Menuda bronca se ha montado en Madrid a raíz de la expulsión de una chica de 16 años por el motivo de acudir a clase con el velo islámico. La verdad, que hacía tiempo que una noticia procedente del ámbito educativo no levantaba tanto revuelo, y es que parece ser que a esta sociedad le da bastante morbo asistir a un espectáculo en el que hay un menor de por medio, y en el que tanto los padres, como el colegio, como las instituciones políticas, culturales y religiosas, tienen mucha culpa de lo que está ocurriendo, y el menor, como suele ocurrir, acaba siendo la víctima de todo lo que pasa a su alrededor.

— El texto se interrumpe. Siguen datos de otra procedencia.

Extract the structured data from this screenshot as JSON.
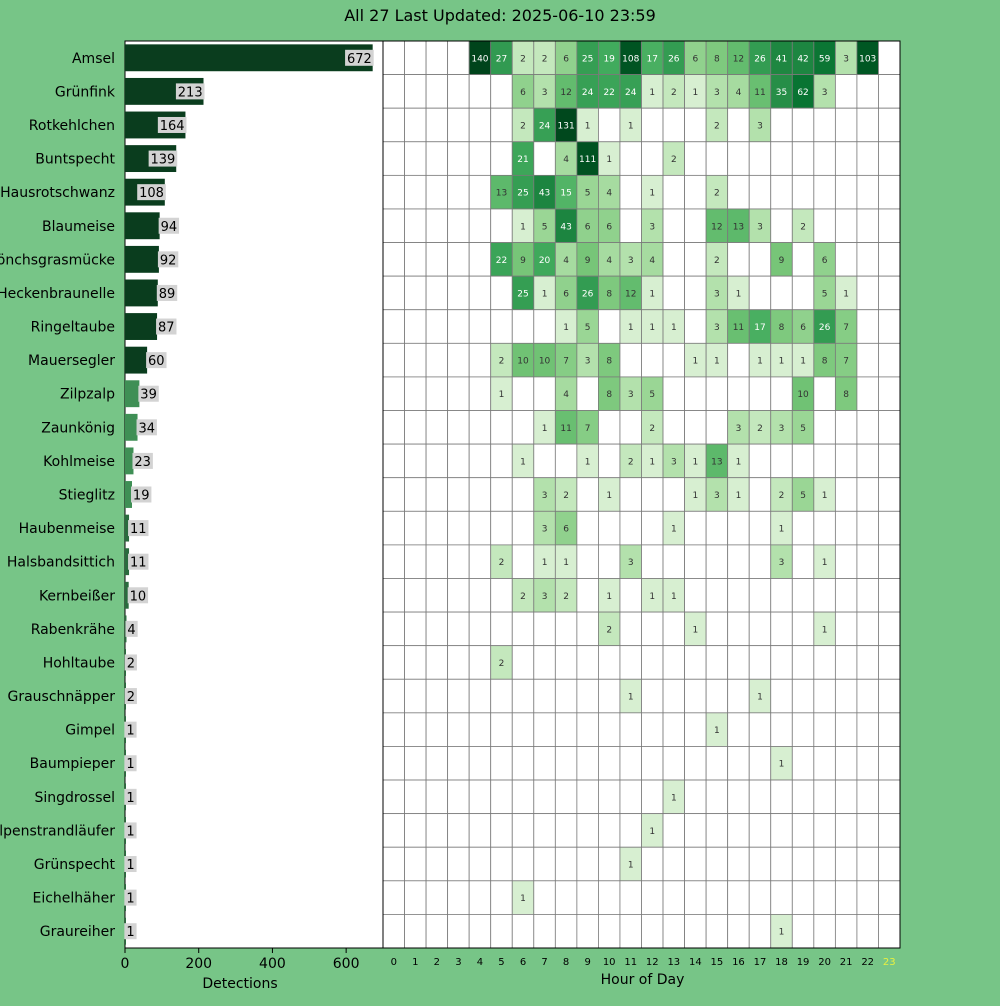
{
  "title": "All 27 Last Updated: 2025-06-10 23:59",
  "colors": {
    "background": "#77c587",
    "bar": "#0a3d1e",
    "grid": "#7a7a7a",
    "highlight_hour": "#e8f040",
    "label_box": "#d3d3d3"
  },
  "chart_data": [
    {
      "type": "bar",
      "orientation": "horizontal",
      "xlabel": "Detections",
      "xlim": [
        0,
        700
      ],
      "xticks": [
        0,
        200,
        400,
        600
      ],
      "categories": [
        "Amsel",
        "Grünfink",
        "Rotkehlchen",
        "Buntspecht",
        "Hausrotschwanz",
        "Blaumeise",
        "Mönchsgrasmücke",
        "Heckenbraunelle",
        "Ringeltaube",
        "Mauersegler",
        "Zilpzalp",
        "Zaunkönig",
        "Kohlmeise",
        "Stieglitz",
        "Haubenmeise",
        "Halsbandsittich",
        "Kernbeißer",
        "Rabenkrähe",
        "Hohltaube",
        "Grauschnäpper",
        "Gimpel",
        "Baumpieper",
        "Singdrossel",
        "Alpenstrandläufer",
        "Grünspecht",
        "Eichelhäher",
        "Graureiher"
      ],
      "values": [
        672,
        213,
        164,
        139,
        108,
        94,
        92,
        89,
        87,
        60,
        39,
        34,
        23,
        19,
        11,
        11,
        10,
        4,
        2,
        2,
        1,
        1,
        1,
        1,
        1,
        1,
        1
      ]
    },
    {
      "type": "heatmap",
      "xlabel": "Hour of Day",
      "hours": [
        "0",
        "1",
        "2",
        "3",
        "4",
        "5",
        "6",
        "7",
        "8",
        "9",
        "10",
        "11",
        "12",
        "13",
        "14",
        "15",
        "16",
        "17",
        "18",
        "19",
        "20",
        "21",
        "22",
        "23"
      ],
      "highlight_hour": "23",
      "rows": [
        "Amsel",
        "Grünfink",
        "Rotkehlchen",
        "Buntspecht",
        "Hausrotschwanz",
        "Blaumeise",
        "Mönchsgrasmücke",
        "Heckenbraunelle",
        "Ringeltaube",
        "Mauersegler",
        "Zilpzalp",
        "Zaunkönig",
        "Kohlmeise",
        "Stieglitz",
        "Haubenmeise",
        "Halsbandsittich",
        "Kernbeißer",
        "Rabenkrähe",
        "Hohltaube",
        "Grauschnäpper",
        "Gimpel",
        "Baumpieper",
        "Singdrossel",
        "Alpenstrandläufer",
        "Grünspecht",
        "Eichelhäher",
        "Graureiher"
      ],
      "values": [
        [
          0,
          0,
          0,
          0,
          140,
          27,
          2,
          2,
          6,
          25,
          19,
          108,
          17,
          26,
          6,
          8,
          12,
          26,
          41,
          42,
          59,
          3,
          103,
          0
        ],
        [
          0,
          0,
          0,
          0,
          0,
          0,
          6,
          3,
          12,
          24,
          22,
          24,
          1,
          2,
          1,
          3,
          4,
          11,
          35,
          62,
          3,
          0,
          0,
          0
        ],
        [
          0,
          0,
          0,
          0,
          0,
          0,
          2,
          24,
          131,
          1,
          0,
          1,
          0,
          0,
          0,
          2,
          0,
          3,
          0,
          0,
          0,
          0,
          0,
          0
        ],
        [
          0,
          0,
          0,
          0,
          0,
          0,
          21,
          0,
          4,
          111,
          1,
          0,
          0,
          2,
          0,
          0,
          0,
          0,
          0,
          0,
          0,
          0,
          0,
          0
        ],
        [
          0,
          0,
          0,
          0,
          0,
          13,
          25,
          43,
          15,
          5,
          4,
          0,
          1,
          0,
          0,
          2,
          0,
          0,
          0,
          0,
          0,
          0,
          0,
          0
        ],
        [
          0,
          0,
          0,
          0,
          0,
          0,
          1,
          5,
          43,
          6,
          6,
          0,
          3,
          0,
          0,
          12,
          13,
          3,
          0,
          2,
          0,
          0,
          0,
          0
        ],
        [
          0,
          0,
          0,
          0,
          0,
          22,
          9,
          20,
          4,
          9,
          4,
          3,
          4,
          0,
          0,
          2,
          0,
          0,
          9,
          0,
          6,
          0,
          0,
          0
        ],
        [
          0,
          0,
          0,
          0,
          0,
          0,
          25,
          1,
          6,
          26,
          8,
          12,
          1,
          0,
          0,
          3,
          1,
          0,
          0,
          0,
          5,
          1,
          0,
          0
        ],
        [
          0,
          0,
          0,
          0,
          0,
          0,
          0,
          0,
          1,
          5,
          0,
          1,
          1,
          1,
          0,
          3,
          11,
          17,
          8,
          6,
          26,
          7,
          0,
          0
        ],
        [
          0,
          0,
          0,
          0,
          0,
          2,
          10,
          10,
          7,
          3,
          8,
          0,
          0,
          0,
          1,
          1,
          0,
          1,
          1,
          1,
          8,
          7,
          0,
          0
        ],
        [
          0,
          0,
          0,
          0,
          0,
          1,
          0,
          0,
          4,
          0,
          8,
          3,
          5,
          0,
          0,
          0,
          0,
          0,
          0,
          10,
          0,
          8,
          0,
          0
        ],
        [
          0,
          0,
          0,
          0,
          0,
          0,
          0,
          1,
          11,
          7,
          0,
          0,
          2,
          0,
          0,
          0,
          3,
          2,
          3,
          5,
          0,
          0,
          0,
          0
        ],
        [
          0,
          0,
          0,
          0,
          0,
          0,
          1,
          0,
          0,
          1,
          0,
          2,
          1,
          3,
          1,
          13,
          1,
          0,
          0,
          0,
          0,
          0,
          0,
          0
        ],
        [
          0,
          0,
          0,
          0,
          0,
          0,
          0,
          3,
          2,
          0,
          1,
          0,
          0,
          0,
          1,
          3,
          1,
          0,
          2,
          5,
          1,
          0,
          0,
          0
        ],
        [
          0,
          0,
          0,
          0,
          0,
          0,
          0,
          3,
          6,
          0,
          0,
          0,
          0,
          1,
          0,
          0,
          0,
          0,
          1,
          0,
          0,
          0,
          0,
          0
        ],
        [
          0,
          0,
          0,
          0,
          0,
          2,
          0,
          1,
          1,
          0,
          0,
          3,
          0,
          0,
          0,
          0,
          0,
          0,
          3,
          0,
          1,
          0,
          0,
          0
        ],
        [
          0,
          0,
          0,
          0,
          0,
          0,
          2,
          3,
          2,
          0,
          1,
          0,
          1,
          1,
          0,
          0,
          0,
          0,
          0,
          0,
          0,
          0,
          0,
          0
        ],
        [
          0,
          0,
          0,
          0,
          0,
          0,
          0,
          0,
          0,
          0,
          2,
          0,
          0,
          0,
          1,
          0,
          0,
          0,
          0,
          0,
          1,
          0,
          0,
          0
        ],
        [
          0,
          0,
          0,
          0,
          0,
          2,
          0,
          0,
          0,
          0,
          0,
          0,
          0,
          0,
          0,
          0,
          0,
          0,
          0,
          0,
          0,
          0,
          0,
          0
        ],
        [
          0,
          0,
          0,
          0,
          0,
          0,
          0,
          0,
          0,
          0,
          0,
          1,
          0,
          0,
          0,
          0,
          0,
          1,
          0,
          0,
          0,
          0,
          0,
          0
        ],
        [
          0,
          0,
          0,
          0,
          0,
          0,
          0,
          0,
          0,
          0,
          0,
          0,
          0,
          0,
          0,
          1,
          0,
          0,
          0,
          0,
          0,
          0,
          0,
          0
        ],
        [
          0,
          0,
          0,
          0,
          0,
          0,
          0,
          0,
          0,
          0,
          0,
          0,
          0,
          0,
          0,
          0,
          0,
          0,
          1,
          0,
          0,
          0,
          0,
          0
        ],
        [
          0,
          0,
          0,
          0,
          0,
          0,
          0,
          0,
          0,
          0,
          0,
          0,
          0,
          1,
          0,
          0,
          0,
          0,
          0,
          0,
          0,
          0,
          0,
          0
        ],
        [
          0,
          0,
          0,
          0,
          0,
          0,
          0,
          0,
          0,
          0,
          0,
          0,
          1,
          0,
          0,
          0,
          0,
          0,
          0,
          0,
          0,
          0,
          0,
          0
        ],
        [
          0,
          0,
          0,
          0,
          0,
          0,
          0,
          0,
          0,
          0,
          0,
          1,
          0,
          0,
          0,
          0,
          0,
          0,
          0,
          0,
          0,
          0,
          0,
          0
        ],
        [
          0,
          0,
          0,
          0,
          0,
          0,
          1,
          0,
          0,
          0,
          0,
          0,
          0,
          0,
          0,
          0,
          0,
          0,
          0,
          0,
          0,
          0,
          0,
          0
        ],
        [
          0,
          0,
          0,
          0,
          0,
          0,
          0,
          0,
          0,
          0,
          0,
          0,
          0,
          0,
          0,
          0,
          0,
          0,
          1,
          0,
          0,
          0,
          0,
          0
        ]
      ]
    }
  ]
}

Tienen la culpa los padres, y mucha, por no informarse antes de matricular a su hija en el centro de estudios sobre el ideario del centro, y de las normas de convivencia que el consejo escolar ha votado. Así, está claro que era su obligación informarse, puesto que los que no se puede pretender es intentar cambiar las normas una vez que el curso está en marcha, alegando en este caso motivos de libertad de expresión religiosa, que es algo que en este país existe, pero que no contradice para nada las normas del centro, que en ningún momento se expresan en contra de ninguna religión.

Tiene la culpa el centro de estudios, por no haber previsto este problema y haber intentado solucionarlo de una manera menos traumática para su alumna. Cuando estudié la carrera de psicopedagogía, un profesor nos habló de la estructura de los tres anillos sobre los que debe afectar todo acto educativo:

– El anillo central, que es el propio alumno.

– El anillo intermedio, que es el entorno más íntimo del alumno.

– El anillo exterior, que es el medio en el que el alumno desarrolla su vida.

Pues bien, en este caso, el centro tendría que haber actuado sobre la familia (anillo intermedio) y debería haber buscado la posibilidad de mediación de organizaciones que hubiesen facilitado la solución a este conflicto (anillo exterior), y lo único que ha hecho es intentar actuar sobre el alumno, indicándole una serie de normas sobre las que, me temo, poco podía ella hacer.

Porque aquí radica, según todos los agentes, el quid de la cuestión, que es la interpretación que hacen unos y otros sobre la posibilidad de que haya sido la chica la que haya elegido, motu proprio, vestir esta prenda que tanta polémica ha generado.

Aún así, me gustaría exponer aquí mi opinión, que es que el centro ha actuado correctamente al no ceder a las presiones cambiando su reglamento. No me parece que en medio de esta polémica fuese el momento de hacerlo.

Por último, tienen la culpa las asociaciones que se han metido por medio y que no han ayudado precisamente a resolver el problema. Nos encontramos con Movimiento contra la intolerancia, que ha pecado, si se permite, de intolerante por censurar la postura del centro educativo sin intentar actuar como entidad mediadora. Tienen la culpa los imanes, los sacerdotes católicos, y todos aquellos que alegando que su religión es la única y verdadera claman al cielo tanto a favor como en contra del uso del pañuelo en las aulas, y tienen la culpa las instituciones políticas por haber hecho de este problema un motivo para una nueva bronca política.

Al final aquí la única víctima es la alumna, que ha visto mermado su derecho a la educación, y mientras tanto el instituto se ha levantado hoy plagado de pegatinas de un grupo ultraderechista, con el lema “Stop a la islamización”. A ver cómo trabajan ahora los profesores, teniendo en cuenta la cantidad de ojos que van a examinar con lupa lo que pase de aquí en adelante en sus aulas, y a ver cómo se integra la alumna en su nuevo instituto, ahora que los medios de comunicación han abierto la veda sobre lo que se supone tiene que ser la intimidad de una menor.

Lo dicho, flaco, pero muy flaco favor, se le ha hecho a esta alumna y, en general, al mundo educativo.